Law No. 25-10 doesn’t exist in a vacuum. It’s part of a global wave of crypto regulation that includes the MiCA, the European Union’s comprehensive framework for crypto assets that sets strict rules on stablecoins, licensing, and transparency. While MiCA focuses on consumer protection and market integrity, Law No. 25-10 is about control—limiting foreign influence, locking capital inside the system, and keeping crypto activity visible to the state. Both laws target the same thing: unregulated crypto. But while MiCA lets compliant tokens like USDC live, Law No. 25-10 shuts the door entirely on most foreign stablecoins. Meanwhile, crypto taxation, how governments track and charge users on crypto profits. Also known as crypto income tax, it’s another layer. In Taiwan, for example, you pay 20% on gains. In Switzerland, you pay a small annual wealth tax. But in Vietnam? You can’t even legally trade most tokens, so taxation becomes a theoretical question—unless you’re breaking the rules.

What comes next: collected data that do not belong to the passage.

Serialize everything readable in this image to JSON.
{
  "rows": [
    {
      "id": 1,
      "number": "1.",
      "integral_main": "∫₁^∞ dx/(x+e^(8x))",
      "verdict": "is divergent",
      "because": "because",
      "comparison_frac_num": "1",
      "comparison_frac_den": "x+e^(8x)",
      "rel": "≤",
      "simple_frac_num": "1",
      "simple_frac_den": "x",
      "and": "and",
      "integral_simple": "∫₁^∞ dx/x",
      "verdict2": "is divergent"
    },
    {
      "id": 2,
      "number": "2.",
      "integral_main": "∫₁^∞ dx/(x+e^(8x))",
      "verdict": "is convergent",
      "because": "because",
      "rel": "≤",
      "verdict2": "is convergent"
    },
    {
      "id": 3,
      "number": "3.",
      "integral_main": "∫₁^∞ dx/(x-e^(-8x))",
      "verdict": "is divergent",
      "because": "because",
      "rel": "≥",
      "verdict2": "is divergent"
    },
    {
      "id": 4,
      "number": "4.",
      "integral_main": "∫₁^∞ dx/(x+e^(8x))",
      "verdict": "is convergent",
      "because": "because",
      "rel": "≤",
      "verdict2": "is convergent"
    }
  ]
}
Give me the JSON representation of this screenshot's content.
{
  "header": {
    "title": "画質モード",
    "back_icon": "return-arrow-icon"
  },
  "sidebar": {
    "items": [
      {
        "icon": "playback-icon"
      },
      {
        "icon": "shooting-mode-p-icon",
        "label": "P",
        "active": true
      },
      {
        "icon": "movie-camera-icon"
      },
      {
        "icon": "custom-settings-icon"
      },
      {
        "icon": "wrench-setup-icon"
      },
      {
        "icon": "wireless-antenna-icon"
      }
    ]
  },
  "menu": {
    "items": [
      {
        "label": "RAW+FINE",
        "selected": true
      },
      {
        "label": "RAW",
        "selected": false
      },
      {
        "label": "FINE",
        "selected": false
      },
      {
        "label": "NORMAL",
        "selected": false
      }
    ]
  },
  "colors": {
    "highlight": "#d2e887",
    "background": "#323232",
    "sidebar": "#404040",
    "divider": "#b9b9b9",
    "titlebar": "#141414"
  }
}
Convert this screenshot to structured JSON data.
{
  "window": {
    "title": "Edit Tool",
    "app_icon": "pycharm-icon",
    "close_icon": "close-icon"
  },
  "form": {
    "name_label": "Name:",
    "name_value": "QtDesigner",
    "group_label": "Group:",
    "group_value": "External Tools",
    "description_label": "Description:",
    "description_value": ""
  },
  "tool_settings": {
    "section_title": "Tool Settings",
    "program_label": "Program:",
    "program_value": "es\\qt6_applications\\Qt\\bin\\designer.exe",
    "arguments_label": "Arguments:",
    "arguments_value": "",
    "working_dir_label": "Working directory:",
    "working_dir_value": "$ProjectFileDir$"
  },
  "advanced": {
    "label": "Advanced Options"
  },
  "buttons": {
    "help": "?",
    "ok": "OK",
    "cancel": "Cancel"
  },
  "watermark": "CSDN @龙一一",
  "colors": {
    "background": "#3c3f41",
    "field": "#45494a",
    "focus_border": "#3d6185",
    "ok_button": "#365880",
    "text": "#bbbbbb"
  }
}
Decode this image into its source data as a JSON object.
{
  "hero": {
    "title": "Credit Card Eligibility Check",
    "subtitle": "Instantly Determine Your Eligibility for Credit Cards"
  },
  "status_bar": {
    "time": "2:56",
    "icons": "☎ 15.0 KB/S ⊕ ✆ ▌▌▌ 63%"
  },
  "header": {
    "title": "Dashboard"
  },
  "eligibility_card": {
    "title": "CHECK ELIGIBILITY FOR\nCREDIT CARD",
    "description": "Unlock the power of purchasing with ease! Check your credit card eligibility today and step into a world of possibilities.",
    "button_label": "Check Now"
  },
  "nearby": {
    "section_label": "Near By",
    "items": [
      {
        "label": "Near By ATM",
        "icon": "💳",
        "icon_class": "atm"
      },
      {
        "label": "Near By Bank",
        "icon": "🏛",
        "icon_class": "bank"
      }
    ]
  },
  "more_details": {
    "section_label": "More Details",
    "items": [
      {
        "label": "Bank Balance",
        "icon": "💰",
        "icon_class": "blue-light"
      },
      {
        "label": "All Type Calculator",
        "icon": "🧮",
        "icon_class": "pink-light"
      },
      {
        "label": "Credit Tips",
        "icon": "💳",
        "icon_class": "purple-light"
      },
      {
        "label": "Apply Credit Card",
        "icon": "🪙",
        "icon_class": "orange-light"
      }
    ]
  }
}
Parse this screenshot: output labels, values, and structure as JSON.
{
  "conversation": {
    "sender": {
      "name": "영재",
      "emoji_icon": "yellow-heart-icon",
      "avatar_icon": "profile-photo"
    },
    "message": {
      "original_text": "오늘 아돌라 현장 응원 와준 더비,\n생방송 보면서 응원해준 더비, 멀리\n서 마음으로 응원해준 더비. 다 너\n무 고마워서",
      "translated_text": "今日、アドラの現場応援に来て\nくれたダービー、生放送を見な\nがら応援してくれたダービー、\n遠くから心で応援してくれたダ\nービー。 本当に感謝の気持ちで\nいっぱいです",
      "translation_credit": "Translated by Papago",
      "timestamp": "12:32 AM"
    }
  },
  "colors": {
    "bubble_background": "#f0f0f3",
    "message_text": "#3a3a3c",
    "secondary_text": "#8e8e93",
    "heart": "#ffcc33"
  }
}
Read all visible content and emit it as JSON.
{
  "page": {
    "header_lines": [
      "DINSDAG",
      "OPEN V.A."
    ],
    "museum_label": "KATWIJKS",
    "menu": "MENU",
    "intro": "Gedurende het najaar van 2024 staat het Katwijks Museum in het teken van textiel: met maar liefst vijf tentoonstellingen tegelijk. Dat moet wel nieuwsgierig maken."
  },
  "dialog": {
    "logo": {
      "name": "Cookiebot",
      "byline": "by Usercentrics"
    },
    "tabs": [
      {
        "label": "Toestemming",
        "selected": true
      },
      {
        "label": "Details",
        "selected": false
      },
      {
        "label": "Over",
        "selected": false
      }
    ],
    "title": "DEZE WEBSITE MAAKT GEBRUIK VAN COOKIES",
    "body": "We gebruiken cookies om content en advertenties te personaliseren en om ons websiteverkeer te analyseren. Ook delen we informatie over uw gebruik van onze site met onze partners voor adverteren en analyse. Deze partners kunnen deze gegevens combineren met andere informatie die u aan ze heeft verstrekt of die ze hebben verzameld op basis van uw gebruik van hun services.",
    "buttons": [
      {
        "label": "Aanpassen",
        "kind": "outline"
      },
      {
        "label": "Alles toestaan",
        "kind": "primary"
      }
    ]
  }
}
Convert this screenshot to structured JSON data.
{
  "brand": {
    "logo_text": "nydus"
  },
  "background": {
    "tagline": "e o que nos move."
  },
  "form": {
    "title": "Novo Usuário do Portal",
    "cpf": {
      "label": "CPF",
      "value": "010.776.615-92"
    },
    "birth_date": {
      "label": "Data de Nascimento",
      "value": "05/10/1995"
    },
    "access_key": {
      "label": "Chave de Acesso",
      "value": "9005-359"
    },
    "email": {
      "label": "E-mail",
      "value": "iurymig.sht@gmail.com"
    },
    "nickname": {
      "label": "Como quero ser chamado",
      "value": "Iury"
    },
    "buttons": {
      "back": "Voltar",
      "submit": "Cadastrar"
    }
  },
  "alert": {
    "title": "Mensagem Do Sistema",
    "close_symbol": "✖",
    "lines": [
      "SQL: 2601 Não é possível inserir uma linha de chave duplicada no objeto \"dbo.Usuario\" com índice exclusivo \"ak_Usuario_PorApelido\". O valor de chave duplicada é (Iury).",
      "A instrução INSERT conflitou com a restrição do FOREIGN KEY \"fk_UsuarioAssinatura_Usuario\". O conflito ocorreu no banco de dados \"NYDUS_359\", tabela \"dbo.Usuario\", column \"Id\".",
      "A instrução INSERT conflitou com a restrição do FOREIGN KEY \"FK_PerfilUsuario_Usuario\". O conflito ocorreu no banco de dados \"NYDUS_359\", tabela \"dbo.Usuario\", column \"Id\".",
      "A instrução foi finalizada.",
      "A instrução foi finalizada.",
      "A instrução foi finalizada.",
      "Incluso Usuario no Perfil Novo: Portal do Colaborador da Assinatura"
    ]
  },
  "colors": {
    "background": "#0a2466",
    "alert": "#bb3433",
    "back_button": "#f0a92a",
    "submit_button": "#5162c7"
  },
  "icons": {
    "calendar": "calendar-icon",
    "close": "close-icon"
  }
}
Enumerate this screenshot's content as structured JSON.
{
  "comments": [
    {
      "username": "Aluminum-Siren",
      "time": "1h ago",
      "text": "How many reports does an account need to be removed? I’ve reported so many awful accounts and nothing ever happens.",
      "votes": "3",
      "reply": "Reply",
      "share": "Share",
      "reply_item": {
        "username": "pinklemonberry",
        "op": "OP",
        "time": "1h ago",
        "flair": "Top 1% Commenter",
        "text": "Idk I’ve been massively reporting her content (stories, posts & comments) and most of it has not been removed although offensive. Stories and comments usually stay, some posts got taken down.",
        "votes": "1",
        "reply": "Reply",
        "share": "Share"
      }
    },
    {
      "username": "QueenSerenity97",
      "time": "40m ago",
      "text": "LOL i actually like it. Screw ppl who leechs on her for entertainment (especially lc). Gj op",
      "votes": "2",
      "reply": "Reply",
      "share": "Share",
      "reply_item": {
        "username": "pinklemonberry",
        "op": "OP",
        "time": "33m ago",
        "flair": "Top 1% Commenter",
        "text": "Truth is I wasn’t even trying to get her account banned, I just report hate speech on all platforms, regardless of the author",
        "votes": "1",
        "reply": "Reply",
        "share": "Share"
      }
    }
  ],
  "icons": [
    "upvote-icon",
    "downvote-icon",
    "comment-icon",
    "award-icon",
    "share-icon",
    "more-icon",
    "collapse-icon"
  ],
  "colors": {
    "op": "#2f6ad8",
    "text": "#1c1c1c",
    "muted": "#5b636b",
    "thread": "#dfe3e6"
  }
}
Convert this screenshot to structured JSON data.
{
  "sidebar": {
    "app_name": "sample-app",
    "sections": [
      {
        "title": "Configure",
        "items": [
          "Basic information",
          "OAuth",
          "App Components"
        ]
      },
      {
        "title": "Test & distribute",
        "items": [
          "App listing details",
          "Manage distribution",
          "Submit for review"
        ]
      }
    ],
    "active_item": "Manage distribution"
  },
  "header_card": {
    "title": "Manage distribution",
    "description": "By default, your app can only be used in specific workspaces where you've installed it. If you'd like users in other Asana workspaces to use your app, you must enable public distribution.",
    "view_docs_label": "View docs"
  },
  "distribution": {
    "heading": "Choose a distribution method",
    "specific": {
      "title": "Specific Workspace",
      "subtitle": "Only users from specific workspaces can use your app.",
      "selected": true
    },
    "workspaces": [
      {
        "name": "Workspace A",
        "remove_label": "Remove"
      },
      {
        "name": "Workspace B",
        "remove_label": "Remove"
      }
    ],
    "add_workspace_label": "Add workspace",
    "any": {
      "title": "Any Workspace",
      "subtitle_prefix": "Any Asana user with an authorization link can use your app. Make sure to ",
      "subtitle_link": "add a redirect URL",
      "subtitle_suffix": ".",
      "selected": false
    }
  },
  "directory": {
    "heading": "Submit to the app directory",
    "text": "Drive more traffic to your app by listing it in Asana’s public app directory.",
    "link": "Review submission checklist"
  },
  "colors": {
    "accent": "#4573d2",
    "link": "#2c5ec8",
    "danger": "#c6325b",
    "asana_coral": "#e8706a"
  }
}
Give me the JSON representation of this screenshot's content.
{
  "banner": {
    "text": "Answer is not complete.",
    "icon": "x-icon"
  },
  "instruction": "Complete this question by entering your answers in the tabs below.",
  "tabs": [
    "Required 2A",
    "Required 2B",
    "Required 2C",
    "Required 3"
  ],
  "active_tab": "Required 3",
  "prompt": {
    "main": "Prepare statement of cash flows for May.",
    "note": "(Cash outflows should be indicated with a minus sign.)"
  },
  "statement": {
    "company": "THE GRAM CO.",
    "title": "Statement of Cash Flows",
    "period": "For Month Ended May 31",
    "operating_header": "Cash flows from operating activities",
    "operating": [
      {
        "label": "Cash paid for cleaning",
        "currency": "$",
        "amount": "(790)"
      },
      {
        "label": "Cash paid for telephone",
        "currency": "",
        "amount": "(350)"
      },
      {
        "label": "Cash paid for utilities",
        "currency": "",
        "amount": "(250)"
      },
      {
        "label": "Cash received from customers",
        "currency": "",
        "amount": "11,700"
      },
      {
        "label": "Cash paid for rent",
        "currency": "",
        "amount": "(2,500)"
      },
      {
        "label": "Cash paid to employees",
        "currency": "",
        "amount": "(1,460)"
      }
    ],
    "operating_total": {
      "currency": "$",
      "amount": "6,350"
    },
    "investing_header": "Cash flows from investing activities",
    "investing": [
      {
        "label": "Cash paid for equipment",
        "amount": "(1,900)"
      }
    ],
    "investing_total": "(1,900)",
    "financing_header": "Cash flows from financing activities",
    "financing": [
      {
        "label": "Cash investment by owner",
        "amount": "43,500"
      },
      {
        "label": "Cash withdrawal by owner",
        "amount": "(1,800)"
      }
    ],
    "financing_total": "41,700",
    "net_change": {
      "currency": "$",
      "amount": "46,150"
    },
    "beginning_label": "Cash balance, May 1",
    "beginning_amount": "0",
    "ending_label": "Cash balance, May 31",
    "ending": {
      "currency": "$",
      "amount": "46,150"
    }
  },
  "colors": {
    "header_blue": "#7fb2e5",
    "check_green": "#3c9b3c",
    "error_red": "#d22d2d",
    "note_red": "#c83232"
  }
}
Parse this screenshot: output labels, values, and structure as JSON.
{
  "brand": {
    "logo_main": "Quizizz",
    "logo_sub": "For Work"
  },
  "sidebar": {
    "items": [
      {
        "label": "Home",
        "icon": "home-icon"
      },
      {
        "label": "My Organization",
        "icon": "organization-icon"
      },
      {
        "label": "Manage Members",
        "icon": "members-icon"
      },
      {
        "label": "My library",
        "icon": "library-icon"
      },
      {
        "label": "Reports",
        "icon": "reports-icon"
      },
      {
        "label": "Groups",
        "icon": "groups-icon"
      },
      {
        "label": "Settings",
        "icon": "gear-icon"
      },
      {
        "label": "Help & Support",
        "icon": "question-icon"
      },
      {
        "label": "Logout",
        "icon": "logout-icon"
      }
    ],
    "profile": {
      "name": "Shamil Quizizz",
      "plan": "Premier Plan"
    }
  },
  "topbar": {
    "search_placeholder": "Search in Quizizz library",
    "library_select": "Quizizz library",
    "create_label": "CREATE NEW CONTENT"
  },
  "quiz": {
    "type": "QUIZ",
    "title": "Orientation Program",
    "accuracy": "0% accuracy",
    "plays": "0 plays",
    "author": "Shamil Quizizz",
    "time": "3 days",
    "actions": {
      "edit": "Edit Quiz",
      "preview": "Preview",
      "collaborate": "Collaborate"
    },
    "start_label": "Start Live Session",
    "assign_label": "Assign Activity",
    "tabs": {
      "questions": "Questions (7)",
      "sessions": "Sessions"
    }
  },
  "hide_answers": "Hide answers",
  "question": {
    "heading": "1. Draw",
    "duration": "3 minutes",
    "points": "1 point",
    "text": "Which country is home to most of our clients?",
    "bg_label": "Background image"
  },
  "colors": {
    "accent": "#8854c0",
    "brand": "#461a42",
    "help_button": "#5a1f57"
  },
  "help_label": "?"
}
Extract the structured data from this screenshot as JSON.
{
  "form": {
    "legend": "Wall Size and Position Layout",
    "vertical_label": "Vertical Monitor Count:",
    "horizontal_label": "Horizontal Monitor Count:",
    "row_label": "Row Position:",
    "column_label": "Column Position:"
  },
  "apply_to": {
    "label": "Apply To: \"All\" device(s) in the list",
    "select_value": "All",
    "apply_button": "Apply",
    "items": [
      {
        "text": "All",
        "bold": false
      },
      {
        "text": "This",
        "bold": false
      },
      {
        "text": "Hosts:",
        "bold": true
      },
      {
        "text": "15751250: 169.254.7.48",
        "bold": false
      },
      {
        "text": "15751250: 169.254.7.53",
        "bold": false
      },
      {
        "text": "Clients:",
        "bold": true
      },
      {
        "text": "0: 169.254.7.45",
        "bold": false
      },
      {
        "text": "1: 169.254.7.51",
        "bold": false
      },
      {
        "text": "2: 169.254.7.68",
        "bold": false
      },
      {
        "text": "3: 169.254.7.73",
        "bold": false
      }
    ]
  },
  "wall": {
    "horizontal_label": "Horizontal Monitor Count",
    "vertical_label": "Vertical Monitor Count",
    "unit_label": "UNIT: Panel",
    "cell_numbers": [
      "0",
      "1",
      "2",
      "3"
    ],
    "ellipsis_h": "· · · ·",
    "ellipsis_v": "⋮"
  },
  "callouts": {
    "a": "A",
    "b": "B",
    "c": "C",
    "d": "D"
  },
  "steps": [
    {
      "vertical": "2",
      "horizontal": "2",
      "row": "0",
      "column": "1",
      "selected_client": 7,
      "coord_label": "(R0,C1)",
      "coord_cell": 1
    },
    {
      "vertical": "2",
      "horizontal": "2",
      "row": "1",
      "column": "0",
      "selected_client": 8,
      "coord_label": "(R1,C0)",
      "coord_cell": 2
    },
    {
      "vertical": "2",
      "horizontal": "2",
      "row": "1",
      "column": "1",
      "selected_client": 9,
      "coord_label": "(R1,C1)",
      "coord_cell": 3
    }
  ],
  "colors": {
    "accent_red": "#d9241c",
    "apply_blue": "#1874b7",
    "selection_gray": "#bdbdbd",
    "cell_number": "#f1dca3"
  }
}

What does this mean for you? If you’re a trader, Law No. 25-10 means your options are narrowed to five licensed exchanges—none of which have even applied yet. If you’re a developer, your DeFi app can’t interact with Vietnamese users unless it’s approved by the State Bank. And if you’re just holding crypto? You’re in a gray zone: the law doesn’t ban ownership, but it makes using it nearly impossible without breaking rules. The result? A market with high demand but zero legal infrastructure. That’s why fake exchanges like Polyient Games DEX or PolyStarter.com pop up—they fill the void left by real ones. And that’s why blockchain forensics tools like Chainalysis and Elliptic are being used more than ever—not just to track theft, but to enforce compliance.
Under Law No. 25-10, crypto isn’t illegal—it’s locked down. And that’s exactly what you’ll find in the posts below: real cases of how regulation shapes what’s possible. From banned stablecoins to scam airdrops exploiting confusion, these stories show how laws like this don’t just change policy—they change behavior, create risks, and force users to adapt or get left behind.
Algeria bans all cryptocurrency activities under Law No. 25-10. Violators face jail time, heavy fines, and asset seizures. Learn what's illegal, who gets targeted, and how enforcement works.